Abstract After the Atlanta Symposium (1992), there's an agreement to define a pancreatic pseudocyst (PPC) as a collection of pancreatic juice, therefore rich in amylase, surrounded by a non-epithelial wall, produced as a consequence of an acute pancreatitis, chronic pancreatitis or pancreatic trauma. It is estimated that it takes at least four weeks for it to constitute the defined wall that distinguishes a PPQ from a fluid collection. Clinical case. We present the case of a 29-year-old patient with a history of acute pancreatitis of biliary etiology. Laparoscopic cholecystectomy was performed once the pancreatitis resolved and was outpatient. 40 days later he presents severe abdominal pain, early satiety and finally intolerance to the oral intake, nausea and vomiting, reasons for readmission. The computed tomography revealed a giant PPC of 19.18 by 19.55 centimeters which was resolved by laparoscopic cysto-gastrostomy with stapler.
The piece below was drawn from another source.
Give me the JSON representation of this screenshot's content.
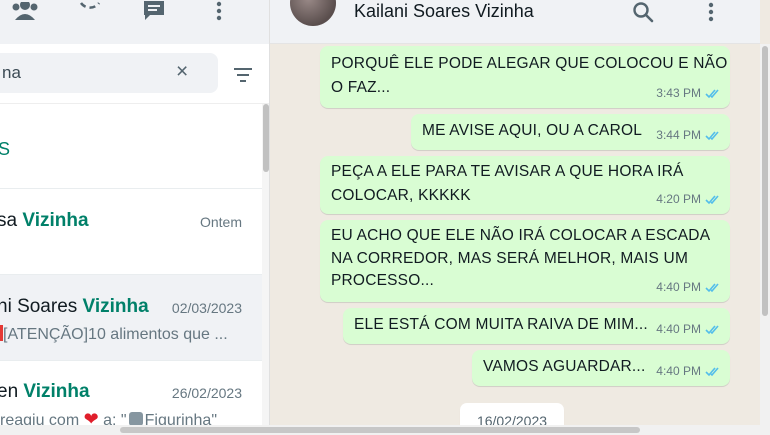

CONCLUSION: Laparoscopic cysto-gastrostomy is a therapeutic option for the treatment of pancreatic pseudocyst because it offers: continuous drainage, low rate of recurrence and few complications that overecome endoscopio treatment and drainage guided by imaging, with the advantages of minimal invasion.

Keywords : Pancreatic pseudocyst; cysto-gastrostomy; laparoscopy.